The question of whether the$1 million in fees was too much was summarily dismissed by the court as  one of trial court discretion.

Comment 1: Although it would seem obvious that an attorney’s fee award is not a deficiency judgment, nothing can be said to be wholly predictable in the judicial analysis of California’s complex anti-deficiency scheme.  It’s really a Mad Hatter’s Tea Party out there on this issue..  Even if this ruling holds on the interpretation of 580d, there still might be the question of application to 580b - the purchase money anti-deficiency statute.  The editor doesn’t see why there should be a different treatment, but he’s guessed wrong before in this area.

Comment 2: Peter Munoz, of the Reed Smith California office, writing in that firm’s client newsletter, argues that the discussion of the application of 580d in the case is “flawed” because the court stated that the attorney’s fee provision is not “interrelated” to the debt claim, and stands as a separate item.  Munoz notes that the note itself did provide for attorney’s fees, and a claim for that amount could have been bid as part of the lender’s claim at foreclosure, although it was not.  Still Munoz concludes the opinion is probably right because the attorney’s fee claim following the foreclosure is independent of the mortgage claim and, as the court notes, there was a separate promise to pay attorney’s fees in the independent workout agreement.

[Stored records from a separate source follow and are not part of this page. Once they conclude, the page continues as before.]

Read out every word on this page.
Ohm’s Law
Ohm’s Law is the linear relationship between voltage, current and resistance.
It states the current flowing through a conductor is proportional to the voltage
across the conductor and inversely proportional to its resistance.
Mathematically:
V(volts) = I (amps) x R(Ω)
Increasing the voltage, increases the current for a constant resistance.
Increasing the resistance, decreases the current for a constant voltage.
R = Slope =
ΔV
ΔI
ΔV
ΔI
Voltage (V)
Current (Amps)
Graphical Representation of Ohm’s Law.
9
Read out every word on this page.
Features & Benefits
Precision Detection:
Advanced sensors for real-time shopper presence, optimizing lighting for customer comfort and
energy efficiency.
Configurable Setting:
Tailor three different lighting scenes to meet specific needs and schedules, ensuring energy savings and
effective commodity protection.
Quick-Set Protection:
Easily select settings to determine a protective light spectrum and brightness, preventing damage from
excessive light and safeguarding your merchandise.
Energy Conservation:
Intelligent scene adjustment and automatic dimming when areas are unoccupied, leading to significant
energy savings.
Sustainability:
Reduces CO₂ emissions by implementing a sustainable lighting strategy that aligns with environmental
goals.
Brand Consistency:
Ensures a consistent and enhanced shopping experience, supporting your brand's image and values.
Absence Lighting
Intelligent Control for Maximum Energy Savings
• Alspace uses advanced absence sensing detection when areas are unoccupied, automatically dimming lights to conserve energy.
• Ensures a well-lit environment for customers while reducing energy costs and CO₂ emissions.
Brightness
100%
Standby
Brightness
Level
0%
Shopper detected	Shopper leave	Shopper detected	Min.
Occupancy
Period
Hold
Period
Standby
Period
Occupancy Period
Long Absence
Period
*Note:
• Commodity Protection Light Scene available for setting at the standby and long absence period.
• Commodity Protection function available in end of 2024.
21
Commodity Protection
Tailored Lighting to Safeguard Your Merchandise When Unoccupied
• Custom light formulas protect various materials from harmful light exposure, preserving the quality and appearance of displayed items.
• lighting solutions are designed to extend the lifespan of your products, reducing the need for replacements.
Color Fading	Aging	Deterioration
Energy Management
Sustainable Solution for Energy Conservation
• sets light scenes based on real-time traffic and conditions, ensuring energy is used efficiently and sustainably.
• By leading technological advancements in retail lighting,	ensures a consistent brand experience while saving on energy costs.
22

Comment 3: Munoz also criticizes the court’s analysis of the question of whether the fee should be capped under the California statutes providing for limits on foreclosure fees.  He suggests that, unlike the precedent case relied upon by the court, this was not a case of fees incurred “protecting the collateral,” since the foreclosure had already occurred before the attack on it was launched.  But he concedes that an alternative interpretation would have served the court - since the “fee cap” statute applies only to fees incurred pre foreclosure.